Authors who use AI tools in the writing of a manuscript, production of images or graphical elements of the paper, or in the collection and analysis of data, must be transparent in disclosing in the Research Methodology (or similar section) of the paper how the AI tool was used and which tool was used. Authors are fully responsible for the content of their manuscript, even those parts produced by an AI tool, and are thus liable for any breach of publication ethics.

 

Generative AI Usage Key Principles

Copywriting any part of an article using a generative AI tool/LLM would not be permissible, including the generation of the abstract or the literature review, for as per the journal’s authorship criteria, the author(s) must be responsible for the work and accountable for its accuracy, integrity, and validity.

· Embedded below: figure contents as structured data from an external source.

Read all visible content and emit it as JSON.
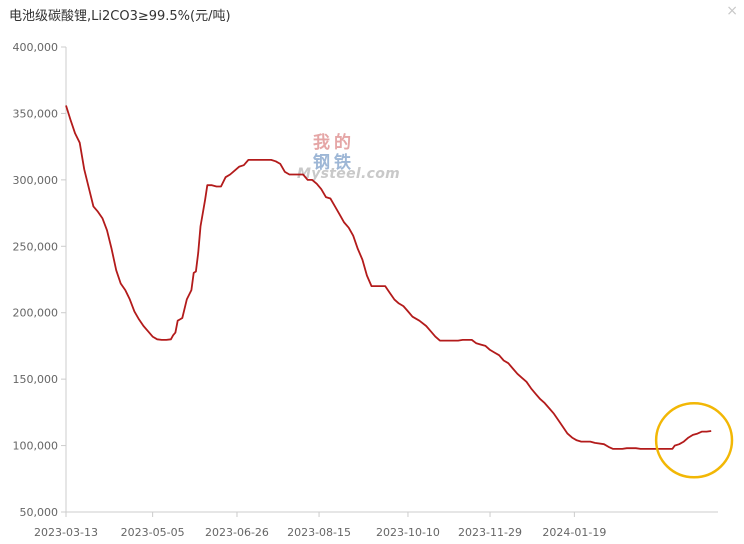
{
  "header": {
    "title": "电池级碳酸锂,Li2CO3≥99.5%(元/吨)",
    "close_label": "×"
  },
  "watermark": {
    "chars": [
      "我",
      "的",
      "钢",
      "铁"
    ],
    "text": "Mysteel.com"
  },
  "colors": {
    "line": "#b31b1b",
    "highlight_circle": "#f2b705",
    "axis": "#cccccc",
    "label": "#666666"
  },
  "chart_data": {
    "type": "line",
    "title": "电池级碳酸锂,Li2CO3≥99.5%(元/吨)",
    "xlabel": "",
    "ylabel": "",
    "ylim": [
      50000,
      400000
    ],
    "y_ticks": [
      50000,
      100000,
      150000,
      200000,
      250000,
      300000,
      350000,
      400000
    ],
    "y_tick_labels": [
      "50,000",
      "100,000",
      "150,000",
      "200,000",
      "250,000",
      "300,000",
      "350,000",
      "400,000"
    ],
    "x_tick_labels": [
      "2023-03-13",
      "2023-05-05",
      "2023-06-26",
      "2023-08-15",
      "2023-10-10",
      "2023-11-29",
      "2024-01-19"
    ],
    "x_tick_index": [
      0,
      38,
      75,
      111,
      150,
      186,
      223
    ],
    "x_range_index": [
      0,
      286
    ],
    "grid": false,
    "annotation": "circle around latest upturn",
    "annotation_range_index": [
      265,
      286
    ],
    "annotation_value_range": [
      97000,
      111000
    ],
    "series": [
      {
        "points": [
          [
            0,
            356000
          ],
          [
            2,
            345000
          ],
          [
            4,
            335000
          ],
          [
            6,
            328000
          ],
          [
            8,
            308000
          ],
          [
            10,
            294000
          ],
          [
            12,
            280000
          ],
          [
            14,
            276000
          ],
          [
            16,
            271000
          ],
          [
            18,
            262000
          ],
          [
            20,
            248000
          ],
          [
            22,
            232000
          ],
          [
            24,
            222000
          ],
          [
            26,
            217000
          ],
          [
            28,
            210000
          ],
          [
            30,
            201000
          ],
          [
            32,
            195000
          ],
          [
            34,
            190000
          ],
          [
            36,
            186000
          ],
          [
            38,
            182000
          ],
          [
            40,
            180000
          ],
          [
            42,
            179500
          ],
          [
            44,
            179500
          ],
          [
            46,
            180000
          ],
          [
            47,
            183000
          ],
          [
            48,
            185000
          ],
          [
            49,
            194000
          ],
          [
            50,
            195000
          ],
          [
            51,
            196000
          ],
          [
            53,
            210000
          ],
          [
            55,
            217000
          ],
          [
            56,
            230000
          ],
          [
            57,
            231000
          ],
          [
            58,
            245000
          ],
          [
            59,
            265000
          ],
          [
            60,
            275000
          ],
          [
            61,
            285000
          ],
          [
            62,
            296000
          ],
          [
            64,
            296000
          ],
          [
            66,
            295000
          ],
          [
            68,
            295000
          ],
          [
            70,
            302000
          ],
          [
            72,
            304000
          ],
          [
            74,
            307000
          ],
          [
            76,
            310000
          ],
          [
            78,
            311000
          ],
          [
            80,
            315000
          ],
          [
            85,
            315000
          ],
          [
            90,
            315000
          ],
          [
            92,
            314000
          ],
          [
            94,
            312000
          ],
          [
            96,
            306000
          ],
          [
            98,
            304000
          ],
          [
            104,
            304000
          ],
          [
            106,
            300000
          ],
          [
            108,
            300000
          ],
          [
            110,
            297000
          ],
          [
            112,
            293000
          ],
          [
            114,
            287000
          ],
          [
            116,
            286000
          ],
          [
            118,
            280000
          ],
          [
            120,
            274000
          ],
          [
            122,
            268000
          ],
          [
            124,
            264000
          ],
          [
            126,
            258000
          ],
          [
            128,
            248000
          ],
          [
            130,
            240000
          ],
          [
            132,
            228000
          ],
          [
            134,
            220000
          ],
          [
            136,
            220000
          ],
          [
            140,
            220000
          ],
          [
            142,
            215000
          ],
          [
            144,
            210000
          ],
          [
            146,
            207000
          ],
          [
            148,
            205000
          ],
          [
            150,
            201000
          ],
          [
            152,
            197000
          ],
          [
            155,
            194000
          ],
          [
            158,
            190000
          ],
          [
            160,
            186000
          ],
          [
            162,
            182000
          ],
          [
            164,
            179000
          ],
          [
            168,
            179000
          ],
          [
            172,
            179000
          ],
          [
            174,
            179500
          ],
          [
            178,
            179500
          ],
          [
            180,
            177000
          ],
          [
            182,
            176000
          ],
          [
            184,
            175000
          ],
          [
            186,
            172000
          ],
          [
            188,
            170000
          ],
          [
            190,
            168000
          ],
          [
            192,
            164000
          ],
          [
            194,
            162000
          ],
          [
            196,
            158000
          ],
          [
            198,
            154000
          ],
          [
            200,
            151000
          ],
          [
            202,
            148000
          ],
          [
            204,
            143000
          ],
          [
            206,
            139000
          ],
          [
            208,
            135000
          ],
          [
            210,
            132000
          ],
          [
            212,
            128000
          ],
          [
            214,
            124000
          ],
          [
            216,
            119000
          ],
          [
            218,
            114000
          ],
          [
            220,
            109000
          ],
          [
            222,
            106000
          ],
          [
            224,
            104000
          ],
          [
            226,
            103000
          ],
          [
            230,
            103000
          ],
          [
            232,
            102000
          ],
          [
            236,
            101000
          ],
          [
            238,
            99000
          ],
          [
            240,
            97500
          ],
          [
            244,
            97500
          ],
          [
            246,
            98000
          ],
          [
            250,
            98000
          ],
          [
            252,
            97500
          ],
          [
            256,
            97500
          ],
          [
            260,
            97500
          ],
          [
            264,
            97500
          ],
          [
            266,
            97500
          ],
          [
            267,
            100000
          ],
          [
            269,
            101000
          ],
          [
            271,
            103000
          ],
          [
            273,
            106000
          ],
          [
            275,
            108000
          ],
          [
            277,
            109000
          ],
          [
            279,
            110500
          ],
          [
            281,
            110500
          ],
          [
            283,
            111000
          ]
        ]
      }
    ]
  }
}
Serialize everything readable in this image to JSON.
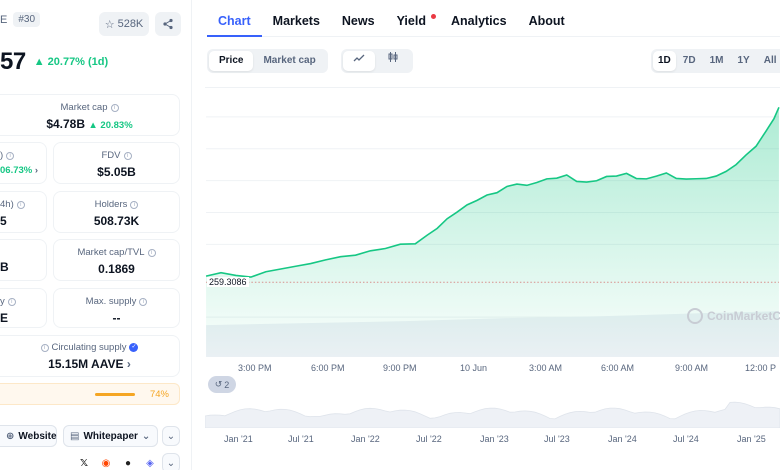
{
  "header": {
    "name_fragment": "E",
    "rank": "#30",
    "watchlist_count": "528K",
    "price_fragment": "57",
    "price_change": "20.77% (1d)"
  },
  "stats": {
    "market_cap": {
      "label": "Market cap",
      "value": "$4.78B",
      "change": "20.83%"
    },
    "row2_left": {
      "label_fragment": ")",
      "change_fragment": "06.73%"
    },
    "fdv": {
      "label": "FDV",
      "value": "$5.05B"
    },
    "row3_left": {
      "label_fragment": "4h)",
      "value_fragment": "5"
    },
    "holders": {
      "label": "Holders",
      "value": "508.73K"
    },
    "row4_left": {
      "value_fragment": "B"
    },
    "mcap_tvl": {
      "label": "Market cap/TVL",
      "value": "0.1869"
    },
    "row5_left": {
      "label_fragment": "y",
      "value_fragment": "E"
    },
    "max_supply": {
      "label": "Max. supply",
      "value": "--"
    },
    "circulating": {
      "label": "Circulating supply",
      "value": "15.15M AAVE"
    },
    "supply_pct": "74%"
  },
  "links": {
    "website": "Website",
    "whitepaper": "Whitepaper"
  },
  "tabs": [
    "Chart",
    "Markets",
    "News",
    "Yield",
    "Analytics",
    "About"
  ],
  "chart_type_toggle": [
    "Price",
    "Market cap"
  ],
  "ranges": [
    "1D",
    "7D",
    "1M",
    "1Y",
    "All"
  ],
  "chart": {
    "reference_value": "259.3086",
    "x_labels": [
      "3:00 PM",
      "6:00 PM",
      "9:00 PM",
      "10 Jun",
      "3:00 AM",
      "6:00 AM",
      "9:00 AM",
      "12:00 P"
    ],
    "watermark": "CoinMarketC",
    "events_count": "2",
    "overview_labels": [
      "Jan '21",
      "Jul '21",
      "Jan '22",
      "Jul '22",
      "Jan '23",
      "Jul '23",
      "Jan '24",
      "Jul '24",
      "Jan '25"
    ]
  },
  "colors": {
    "accent": "#3861fb",
    "up": "#16c784",
    "down": "#ea3943",
    "warning": "#f5a623"
  }
}
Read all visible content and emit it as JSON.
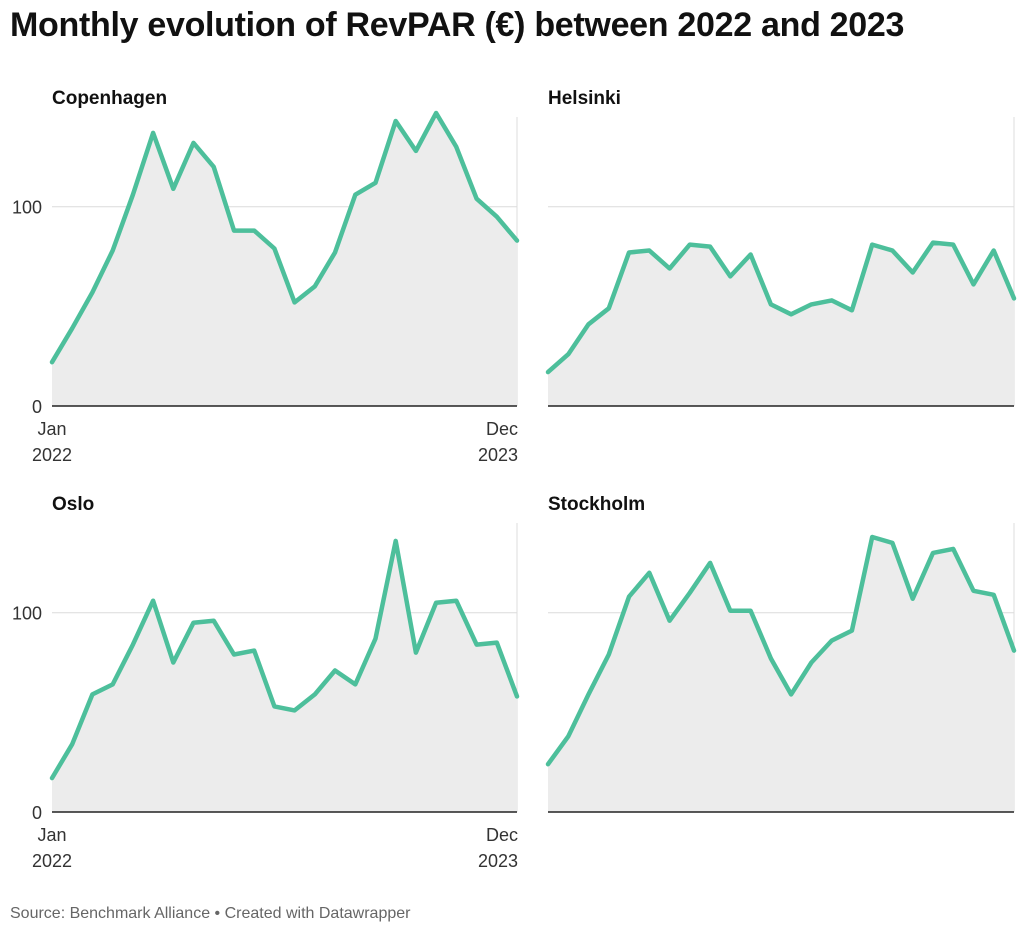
{
  "title": "Monthly evolution of RevPAR (€) between 2022 and 2023",
  "footer": "Source: Benchmark Alliance • Created with Datawrapper",
  "colors": {
    "line": "#4dbf9b",
    "area": "#ececec"
  },
  "chart_data": [
    {
      "type": "area",
      "title": "Copenhagen",
      "x_tick_labels": [
        [
          "Jan",
          "2022"
        ],
        [
          "Dec",
          "2023"
        ]
      ],
      "ylim": [
        0,
        145
      ],
      "y_ticks": [
        "0",
        "100"
      ],
      "grid": true,
      "x": [
        "2022-01",
        "2022-02",
        "2022-03",
        "2022-04",
        "2022-05",
        "2022-06",
        "2022-07",
        "2022-08",
        "2022-09",
        "2022-10",
        "2022-11",
        "2022-12",
        "2023-01",
        "2023-02",
        "2023-03",
        "2023-04",
        "2023-05",
        "2023-06",
        "2023-07",
        "2023-08",
        "2023-09",
        "2023-10",
        "2023-11",
        "2023-12"
      ],
      "values": [
        22,
        39,
        57,
        78,
        106,
        137,
        109,
        132,
        120,
        88,
        88,
        79,
        52,
        60,
        77,
        106,
        112,
        143,
        128,
        147,
        130,
        104,
        95,
        83
      ]
    },
    {
      "type": "area",
      "title": "Helsinki",
      "x_tick_labels": [],
      "ylim": [
        0,
        145
      ],
      "y_ticks": [],
      "grid": true,
      "x": [
        "2022-01",
        "2022-02",
        "2022-03",
        "2022-04",
        "2022-05",
        "2022-06",
        "2022-07",
        "2022-08",
        "2022-09",
        "2022-10",
        "2022-11",
        "2022-12",
        "2023-01",
        "2023-02",
        "2023-03",
        "2023-04",
        "2023-05",
        "2023-06",
        "2023-07",
        "2023-08",
        "2023-09",
        "2023-10",
        "2023-11",
        "2023-12"
      ],
      "values": [
        17,
        26,
        41,
        49,
        77,
        78,
        69,
        81,
        80,
        65,
        76,
        51,
        46,
        51,
        53,
        48,
        81,
        78,
        67,
        82,
        81,
        61,
        78,
        54
      ]
    },
    {
      "type": "area",
      "title": "Oslo",
      "x_tick_labels": [
        [
          "Jan",
          "2022"
        ],
        [
          "Dec",
          "2023"
        ]
      ],
      "ylim": [
        0,
        145
      ],
      "y_ticks": [
        "0",
        "100"
      ],
      "grid": true,
      "x": [
        "2022-01",
        "2022-02",
        "2022-03",
        "2022-04",
        "2022-05",
        "2022-06",
        "2022-07",
        "2022-08",
        "2022-09",
        "2022-10",
        "2022-11",
        "2022-12",
        "2023-01",
        "2023-02",
        "2023-03",
        "2023-04",
        "2023-05",
        "2023-06",
        "2023-07",
        "2023-08",
        "2023-09",
        "2023-10",
        "2023-11",
        "2023-12"
      ],
      "values": [
        17,
        34,
        59,
        64,
        84,
        106,
        75,
        95,
        96,
        79,
        81,
        53,
        51,
        59,
        71,
        64,
        87,
        136,
        80,
        105,
        106,
        84,
        85,
        58
      ]
    },
    {
      "type": "area",
      "title": "Stockholm",
      "x_tick_labels": [],
      "ylim": [
        0,
        145
      ],
      "y_ticks": [],
      "grid": true,
      "x": [
        "2022-01",
        "2022-02",
        "2022-03",
        "2022-04",
        "2022-05",
        "2022-06",
        "2022-07",
        "2022-08",
        "2022-09",
        "2022-10",
        "2022-11",
        "2022-12",
        "2023-01",
        "2023-02",
        "2023-03",
        "2023-04",
        "2023-05",
        "2023-06",
        "2023-07",
        "2023-08",
        "2023-09",
        "2023-10",
        "2023-11",
        "2023-12"
      ],
      "values": [
        24,
        38,
        59,
        79,
        108,
        120,
        96,
        110,
        125,
        101,
        101,
        77,
        59,
        75,
        86,
        91,
        138,
        135,
        107,
        130,
        132,
        111,
        109,
        81
      ]
    }
  ]
}
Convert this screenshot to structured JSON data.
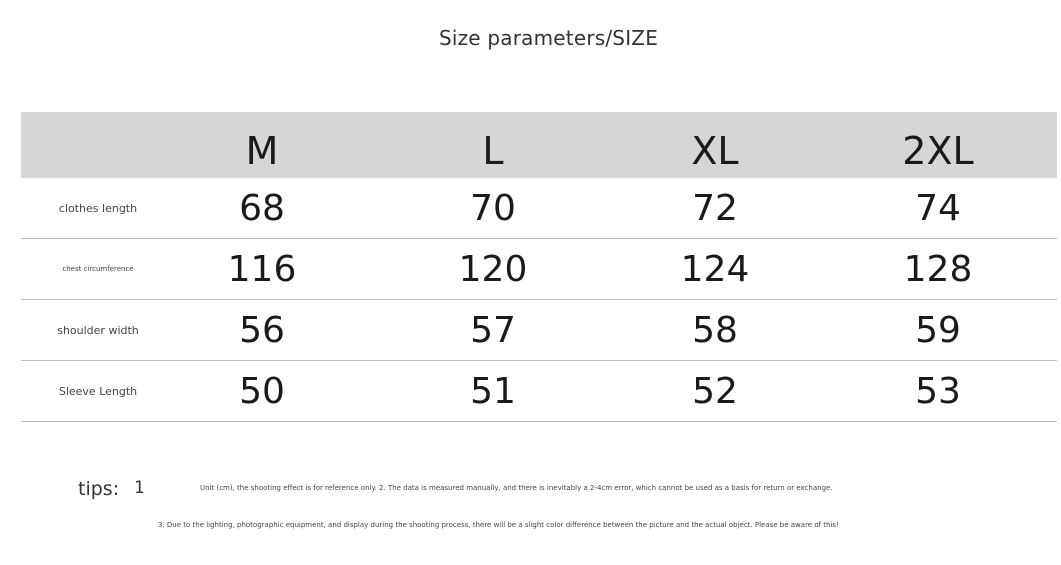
{
  "title": "Size parameters/SIZE",
  "table": {
    "headers": [
      "M",
      "L",
      "XL",
      "2XL"
    ],
    "rows": [
      {
        "label": "clothes length",
        "values": [
          "68",
          "70",
          "72",
          "74"
        ]
      },
      {
        "label": "chest circumference",
        "values": [
          "116",
          "120",
          "124",
          "128"
        ]
      },
      {
        "label": "shoulder width",
        "values": [
          "56",
          "57",
          "58",
          "59"
        ]
      },
      {
        "label": "Sleeve Length",
        "values": [
          "50",
          "51",
          "52",
          "53"
        ]
      }
    ]
  },
  "tips": {
    "label": "tips:",
    "number": "1",
    "line1": "Unit (cm), the shooting effect is for reference only. 2. The data is measured manually, and there is inevitably a 2-4cm error, which cannot be used as a basis for return or exchange.",
    "line2": "3. Due to the lighting, photographic equipment, and display during the shooting process, there will be a slight color difference between the picture and the actual object. Please be aware of this!"
  }
}
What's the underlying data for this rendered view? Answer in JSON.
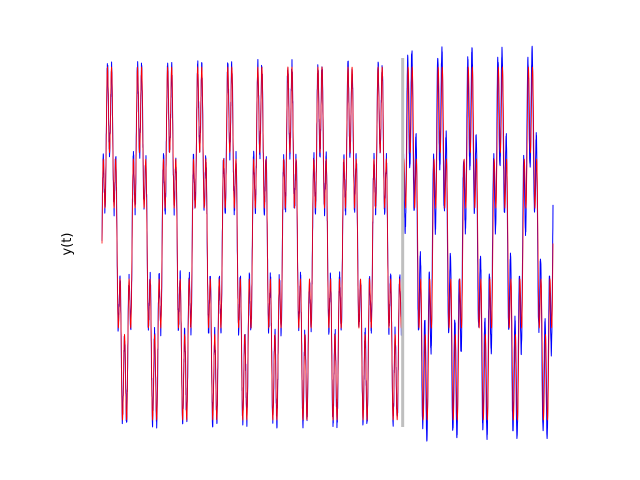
{
  "chart_data": {
    "type": "line",
    "title": "",
    "xlabel": "",
    "ylabel": "y(t)",
    "grid": false,
    "axes_visible": false,
    "xlim": [
      0,
      15
    ],
    "ylim": [
      -1.1,
      1.1
    ],
    "split_x": 10,
    "split_line_color": "#bfbfbf",
    "period": 1,
    "fundamental_amplitude": 0.85,
    "harmonic_amplitude": 0.3,
    "harmonic_multiplier": 7,
    "series": [
      {
        "color": "#0000ff",
        "x_range": [
          0,
          15
        ],
        "noise_in_x_range": [
          0,
          10
        ],
        "role": "observed"
      },
      {
        "color": "#ff0000",
        "x_range": [
          0,
          15
        ],
        "role": "model"
      }
    ]
  }
}
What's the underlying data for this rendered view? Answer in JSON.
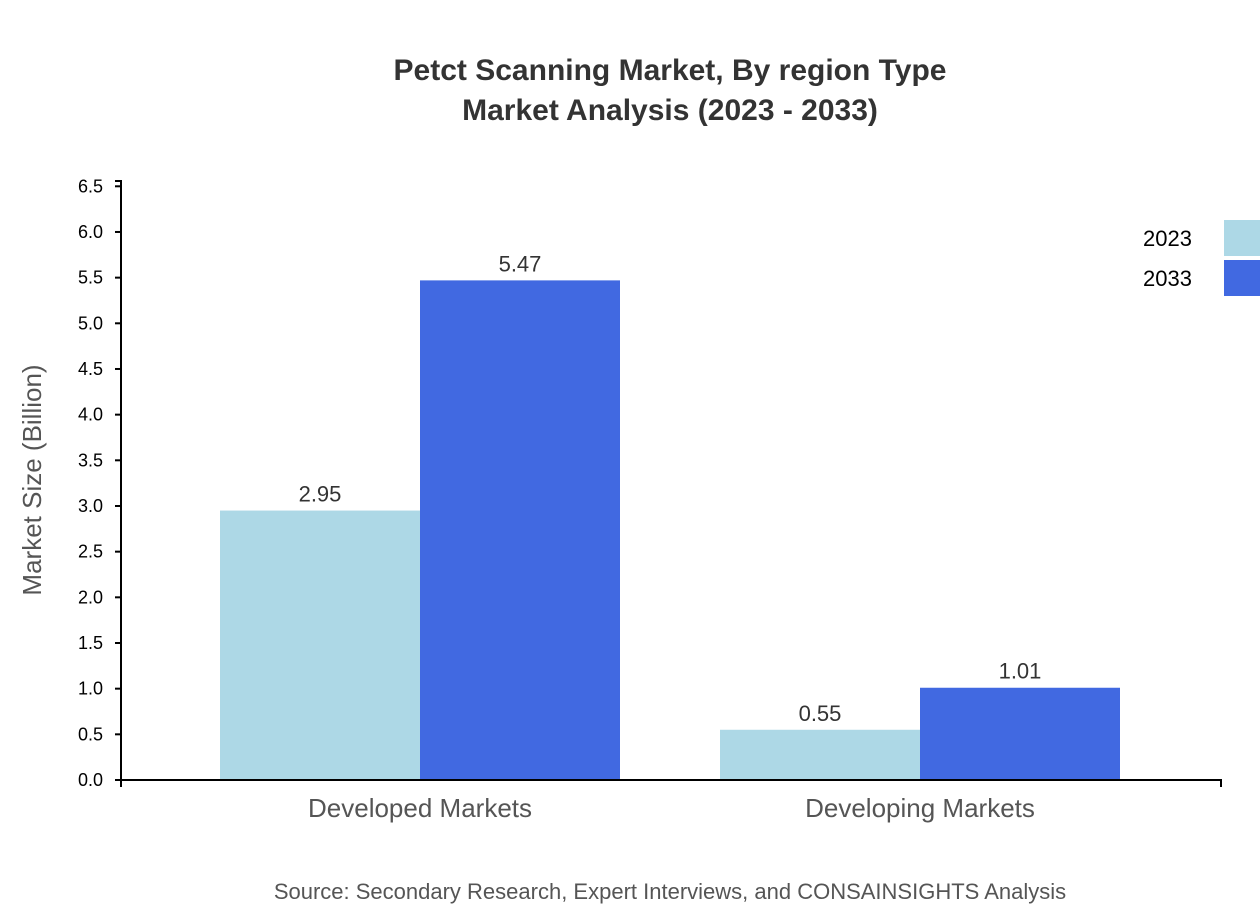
{
  "chart_data": {
    "type": "bar",
    "title": [
      "Petct Scanning Market, By region Type",
      "Market Analysis (2023 - 2033)"
    ],
    "xlabel": "",
    "ylabel": "Market Size (Billion)",
    "ylim": [
      0,
      6.5
    ],
    "yticks": [
      "0.0",
      "0.5",
      "1.0",
      "1.5",
      "2.0",
      "2.5",
      "3.0",
      "3.5",
      "4.0",
      "4.5",
      "5.0",
      "5.5",
      "6.0",
      "6.5"
    ],
    "categories": [
      "Developed Markets",
      "Developing Markets"
    ],
    "series": [
      {
        "name": "2023",
        "values": [
          2.95,
          0.55
        ],
        "labels": [
          "2.95",
          "0.55"
        ],
        "color": "#add8e6"
      },
      {
        "name": "2033",
        "values": [
          5.47,
          1.01
        ],
        "labels": [
          "5.47",
          "1.01"
        ],
        "color": "#4169e1"
      }
    ],
    "legend_position": "top-right",
    "grid": false,
    "source": "Source: Secondary Research, Expert Interviews, and CONSAINSIGHTS Analysis"
  }
}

In line with standard academic practice, however, the journal permits the use of examples of generative AI for illustrative purposes as part of scholarly critique and discussion, with the exception of images created by AI tools or large-scale generative models; these examples must be appropriately flagged in the text and be fully cited and referenced in accordance with formatting requirements.

The generation or reporting of results using a generative AI tool/LLM is not permissible, for as per the journal’s authorship criteria, the author(s) must be responsible for the creation and interpretation of their work and accountable for its accuracy, integrity, and validity.

The in-text reporting of statistics using a generative AI tool/LLM is not permissible due to concerns over the authenticity, integrity, and validity of the data produced, although the use of such a tool to aid in the analysis of the work would be permissible.

Copy-editing an article using a generative AI tool/LLM in order to improve its language and readability would be permissible as this mirrors standard tools already employed to improve spelling and grammar, and uses existing author-created material, rather than generating wholly new content, while the author(s) remains responsible for the original work.

The submission and publication of images created by AI tools or large-scale generative models is not permitted.